Oh, I could go on for days!
Antifashion is a rebellion against the crass commercialism that turns art into business. It is not hostile towards beauty or style. You can renounce the foolishness of the trends while still being chic. You can observe what the brainwashed masses are doing, and do exactly the opposite — the stylish opposite.
For instance, dogs have been a trendy fashion accessory for the past few years. As a result, the cost of both purebred dogs and their mutt cousins has increased substantially. Muddled-up crossbreeds are being given trendy new names so that they can be sold at a price that exceeds their pedigree.
However, Puggles and Shorkies are not Birkins and Kellys — if you know what I mean. Breeding a purebred dog of exceptional value is an art form, just as crafting a fine leather handbag is an art form. Breeding mutts, on the other hand, is as simple as getting two dogs to hump.
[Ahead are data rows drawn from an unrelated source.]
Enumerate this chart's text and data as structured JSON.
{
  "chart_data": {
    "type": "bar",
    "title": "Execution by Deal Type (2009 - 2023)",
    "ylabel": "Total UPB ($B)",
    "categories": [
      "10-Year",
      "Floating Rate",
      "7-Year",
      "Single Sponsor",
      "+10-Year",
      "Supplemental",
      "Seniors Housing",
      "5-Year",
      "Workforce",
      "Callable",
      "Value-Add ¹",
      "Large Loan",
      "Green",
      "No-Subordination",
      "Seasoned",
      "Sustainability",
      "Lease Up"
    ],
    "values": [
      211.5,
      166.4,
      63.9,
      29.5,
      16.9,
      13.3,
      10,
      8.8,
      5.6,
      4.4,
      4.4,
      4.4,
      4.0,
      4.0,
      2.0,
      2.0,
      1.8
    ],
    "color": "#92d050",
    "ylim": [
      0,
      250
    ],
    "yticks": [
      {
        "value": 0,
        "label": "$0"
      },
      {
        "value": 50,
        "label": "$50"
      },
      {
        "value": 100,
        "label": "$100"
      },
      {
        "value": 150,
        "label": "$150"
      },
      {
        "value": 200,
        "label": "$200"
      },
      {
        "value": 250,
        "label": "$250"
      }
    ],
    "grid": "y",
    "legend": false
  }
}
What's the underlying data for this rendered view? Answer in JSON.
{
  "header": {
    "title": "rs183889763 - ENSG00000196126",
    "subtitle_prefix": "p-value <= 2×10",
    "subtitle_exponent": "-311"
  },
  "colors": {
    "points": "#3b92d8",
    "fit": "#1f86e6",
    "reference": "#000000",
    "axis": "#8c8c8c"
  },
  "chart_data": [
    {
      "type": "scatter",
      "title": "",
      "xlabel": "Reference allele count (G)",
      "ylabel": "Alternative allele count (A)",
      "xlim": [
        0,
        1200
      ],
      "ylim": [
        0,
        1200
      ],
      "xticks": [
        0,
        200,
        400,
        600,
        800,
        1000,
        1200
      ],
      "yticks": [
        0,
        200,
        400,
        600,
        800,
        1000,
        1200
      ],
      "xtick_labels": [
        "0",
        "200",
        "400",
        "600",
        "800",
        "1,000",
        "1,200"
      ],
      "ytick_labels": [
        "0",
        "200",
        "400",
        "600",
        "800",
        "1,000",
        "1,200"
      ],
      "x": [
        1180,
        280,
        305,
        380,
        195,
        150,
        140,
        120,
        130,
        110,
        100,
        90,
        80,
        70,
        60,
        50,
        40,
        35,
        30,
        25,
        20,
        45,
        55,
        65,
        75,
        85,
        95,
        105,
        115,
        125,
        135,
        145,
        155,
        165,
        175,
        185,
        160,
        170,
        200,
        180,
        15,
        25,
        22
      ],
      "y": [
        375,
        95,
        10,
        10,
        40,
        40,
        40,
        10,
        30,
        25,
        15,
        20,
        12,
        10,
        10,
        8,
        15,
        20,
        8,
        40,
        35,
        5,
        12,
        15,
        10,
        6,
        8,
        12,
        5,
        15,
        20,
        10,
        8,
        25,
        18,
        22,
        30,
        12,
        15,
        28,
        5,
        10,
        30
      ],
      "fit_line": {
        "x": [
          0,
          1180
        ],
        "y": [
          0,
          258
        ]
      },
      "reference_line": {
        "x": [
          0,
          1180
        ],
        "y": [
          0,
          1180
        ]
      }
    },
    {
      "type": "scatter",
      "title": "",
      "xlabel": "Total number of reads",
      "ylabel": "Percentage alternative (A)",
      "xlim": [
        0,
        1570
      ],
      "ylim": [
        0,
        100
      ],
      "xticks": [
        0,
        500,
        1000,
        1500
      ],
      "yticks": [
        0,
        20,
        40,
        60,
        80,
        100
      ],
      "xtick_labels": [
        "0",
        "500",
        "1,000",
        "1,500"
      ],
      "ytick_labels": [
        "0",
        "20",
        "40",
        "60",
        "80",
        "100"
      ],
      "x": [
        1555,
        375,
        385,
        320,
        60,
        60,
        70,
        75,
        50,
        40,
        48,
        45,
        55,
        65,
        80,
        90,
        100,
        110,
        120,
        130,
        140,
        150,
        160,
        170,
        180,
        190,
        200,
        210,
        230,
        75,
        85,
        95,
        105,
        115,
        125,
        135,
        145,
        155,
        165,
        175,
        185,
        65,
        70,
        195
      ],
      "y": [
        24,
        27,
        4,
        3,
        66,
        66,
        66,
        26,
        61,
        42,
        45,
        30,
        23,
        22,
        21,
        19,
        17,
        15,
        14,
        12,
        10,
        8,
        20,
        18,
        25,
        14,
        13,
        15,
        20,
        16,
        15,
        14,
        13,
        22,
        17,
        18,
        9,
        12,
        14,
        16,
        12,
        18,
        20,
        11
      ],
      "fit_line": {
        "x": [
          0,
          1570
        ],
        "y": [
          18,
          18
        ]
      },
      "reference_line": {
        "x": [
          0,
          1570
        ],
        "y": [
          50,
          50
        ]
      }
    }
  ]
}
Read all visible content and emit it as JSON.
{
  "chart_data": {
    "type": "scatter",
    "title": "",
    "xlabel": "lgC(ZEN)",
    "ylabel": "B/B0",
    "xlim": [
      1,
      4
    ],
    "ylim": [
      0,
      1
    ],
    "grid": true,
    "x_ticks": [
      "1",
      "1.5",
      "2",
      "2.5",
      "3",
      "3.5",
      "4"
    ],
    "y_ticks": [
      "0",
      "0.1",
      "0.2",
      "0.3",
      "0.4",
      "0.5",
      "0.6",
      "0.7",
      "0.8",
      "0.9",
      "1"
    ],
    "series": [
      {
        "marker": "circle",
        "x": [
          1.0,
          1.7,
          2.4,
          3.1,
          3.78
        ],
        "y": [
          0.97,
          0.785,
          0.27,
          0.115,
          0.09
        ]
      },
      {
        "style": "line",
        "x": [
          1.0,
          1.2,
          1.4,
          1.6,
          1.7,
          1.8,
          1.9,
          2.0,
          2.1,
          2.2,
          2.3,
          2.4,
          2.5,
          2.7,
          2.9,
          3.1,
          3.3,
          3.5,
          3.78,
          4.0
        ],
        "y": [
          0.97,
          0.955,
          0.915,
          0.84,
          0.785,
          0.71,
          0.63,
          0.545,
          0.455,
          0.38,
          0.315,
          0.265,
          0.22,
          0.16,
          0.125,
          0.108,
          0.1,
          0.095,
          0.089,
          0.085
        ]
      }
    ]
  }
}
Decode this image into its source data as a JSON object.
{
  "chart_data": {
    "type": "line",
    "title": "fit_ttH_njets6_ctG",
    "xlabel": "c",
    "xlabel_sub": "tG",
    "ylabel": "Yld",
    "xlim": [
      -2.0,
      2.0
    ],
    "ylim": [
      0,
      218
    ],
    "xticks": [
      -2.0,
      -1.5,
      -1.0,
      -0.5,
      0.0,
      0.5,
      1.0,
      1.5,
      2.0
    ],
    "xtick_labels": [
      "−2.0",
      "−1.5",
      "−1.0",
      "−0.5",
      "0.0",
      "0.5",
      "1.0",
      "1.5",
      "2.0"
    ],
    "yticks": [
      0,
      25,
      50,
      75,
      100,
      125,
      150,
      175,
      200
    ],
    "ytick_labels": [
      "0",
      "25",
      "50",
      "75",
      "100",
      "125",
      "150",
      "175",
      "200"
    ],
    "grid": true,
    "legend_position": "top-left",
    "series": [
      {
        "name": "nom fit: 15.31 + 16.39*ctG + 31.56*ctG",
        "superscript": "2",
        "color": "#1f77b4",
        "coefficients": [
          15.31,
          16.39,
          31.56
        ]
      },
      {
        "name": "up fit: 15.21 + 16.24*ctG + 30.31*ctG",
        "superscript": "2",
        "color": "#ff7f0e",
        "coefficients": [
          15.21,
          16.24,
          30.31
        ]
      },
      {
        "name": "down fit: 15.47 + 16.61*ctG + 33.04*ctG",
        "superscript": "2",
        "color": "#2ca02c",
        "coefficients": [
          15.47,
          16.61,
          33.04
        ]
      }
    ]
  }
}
For that reason, dogs in general have been tainted. Their current fashionable status has made them less-desirable to someone like me who thrives on bucking the trends. I’m a cat person now. They’re less vulgar than dogs, anyhow. I’m the kind of woman who wears designer labels on the inside of her clothes, and I’m also the kind of woman who leaves her pets at home. Moreover, I don’t believe my cute little kitty-cats appreciate a photo-op as much as I do. The paparazzi would hate them. Look at all the retouching I had to do to little Buttercup’s snapshot!
I remember when the celebrity fragrance trade first hit its stride in the 80s with fabulous concoctions like Debbie Gibson’s Electric Youth. It smelled like maraschino cherries that had been soaked in cheap hairspray. Come to think of it, that’s exactly how most of the 80s smelled.
Since then our sensibilities have been assaulted by dozens of celebrity scents. The worst of the lot has to be Curious by Britney Spears. I admit that I haven’t smelled it. Frankly, it scares me to think of how Britney stinks. I imagine getting a whiff of Britney is a lot like a visit to the fairground, where the pleasing odor of fried mini donuts and corn dogs is mingled with the stench of ripe armpits and the vomit-soaked trash can next to the Tilt-a-Whirl.
It makes me wonder: Is there another celebrity out there who would make a worse figurehead for a new fragrance? It’s an idea I’d like to explore. If anyone has a suggestion, please let me know.